J’ai vu l’excellent film de Stéphane Brizé, La Loi du marché, qui a été présenté en sélection officielle pour la compétition du dernier Festival de Cannes. On y voit un licencié « pour raison économique », obligé pour survivre de prendre un emploi de surveillant dans un supermarché, donc d’espionner les clients dont certains lui ressemblent par une identique pauvreté, qui les contraint parfois à voler dans les rayons. Il est donc transformé en ennemi de personnes de sa propre classe sociale. Tout cela jusqu’à un ultime sursaut de dignité : dans la dernière séquence du film il refuse enfin ce travail alimentaire et déshonorant.
Le système économique ici dénoncé, celui du capitalisme sauvage et sans lois, est prodigieux de perversité, en ce qu’il oppose entre eux les exclus du travail. Ils sont pris dans une lutte pour la survie, qui les fait se battre contre ceux-là mêmes qui sont réduits au même état qu’eux. J’ai pensé aussi à Rosetta, ce film des frères Dardenne sorti en 1999, et qui a remporté la Palme d’or la même année à Cannes. L’héroïne, pour survivre, dénonce pour malversation un collègue de travail qui pourtant lui manifeste beaucoup de bienveillance : simplement elle veut prendre sa place. Sa rédemption n’est esquissée qu’à l’extrême fin du film, où le dernier plan la montre, pour la première fois, le visage en larmes face à cet « ange » qu’elle a dénoncé et remplacé. Peut-être, pleurant, sera-t-elle spirituellement sauvée...
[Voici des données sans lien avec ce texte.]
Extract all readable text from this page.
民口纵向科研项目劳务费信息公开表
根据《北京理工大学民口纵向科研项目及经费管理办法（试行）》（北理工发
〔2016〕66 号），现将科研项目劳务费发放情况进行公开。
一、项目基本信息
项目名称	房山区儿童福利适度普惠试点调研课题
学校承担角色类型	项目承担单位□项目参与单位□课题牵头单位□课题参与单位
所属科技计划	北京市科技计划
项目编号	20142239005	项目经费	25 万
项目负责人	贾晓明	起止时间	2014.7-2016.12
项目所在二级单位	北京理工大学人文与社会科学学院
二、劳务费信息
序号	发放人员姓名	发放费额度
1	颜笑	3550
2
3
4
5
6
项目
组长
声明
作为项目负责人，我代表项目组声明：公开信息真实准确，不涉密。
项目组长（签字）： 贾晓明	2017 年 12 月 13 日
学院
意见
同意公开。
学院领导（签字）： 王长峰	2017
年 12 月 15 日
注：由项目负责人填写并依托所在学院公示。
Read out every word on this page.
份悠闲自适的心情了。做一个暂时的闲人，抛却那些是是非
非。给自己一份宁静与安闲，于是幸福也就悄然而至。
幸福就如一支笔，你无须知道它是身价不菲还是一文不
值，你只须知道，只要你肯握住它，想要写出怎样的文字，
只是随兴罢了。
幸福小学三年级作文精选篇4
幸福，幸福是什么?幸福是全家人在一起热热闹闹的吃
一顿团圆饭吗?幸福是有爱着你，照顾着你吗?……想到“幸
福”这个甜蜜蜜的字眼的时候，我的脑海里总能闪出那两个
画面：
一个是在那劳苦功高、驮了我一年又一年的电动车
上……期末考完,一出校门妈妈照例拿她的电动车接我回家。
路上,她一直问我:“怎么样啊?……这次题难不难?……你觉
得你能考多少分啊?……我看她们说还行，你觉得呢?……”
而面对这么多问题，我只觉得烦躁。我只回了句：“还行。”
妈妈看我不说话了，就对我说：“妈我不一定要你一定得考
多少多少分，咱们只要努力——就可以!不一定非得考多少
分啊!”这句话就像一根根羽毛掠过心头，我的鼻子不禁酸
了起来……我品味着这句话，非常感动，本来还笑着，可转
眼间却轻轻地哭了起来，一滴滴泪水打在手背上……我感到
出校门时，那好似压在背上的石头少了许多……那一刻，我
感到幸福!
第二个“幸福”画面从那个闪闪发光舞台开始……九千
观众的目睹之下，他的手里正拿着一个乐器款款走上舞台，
En tout cas, l’obscénité du système économique dominant réside dans la totale déshumanisation des dominés, qui au lieu de le contester par réflexion froide s’entredéchirent par instinct de survie pour avoir simplement du travail. Ils pourraient méditer en la transposant, et tous les citoyens avec eux, l’essentielle phrase désaliénante de Jésus : « Le sabbat a été fait pour l’homme, et non l’homme pour le sabbat. » (Marc 2/27) Remplacez la « Loi du sabbat » par toutes les autres « Lois » factices qui sont supposées peser sur nous, et spécialement par la « Loi du marché » : « L’économie a été faite pour l’homme, et non l’homme pour l’économie ». Quand le comprendra-t-on ?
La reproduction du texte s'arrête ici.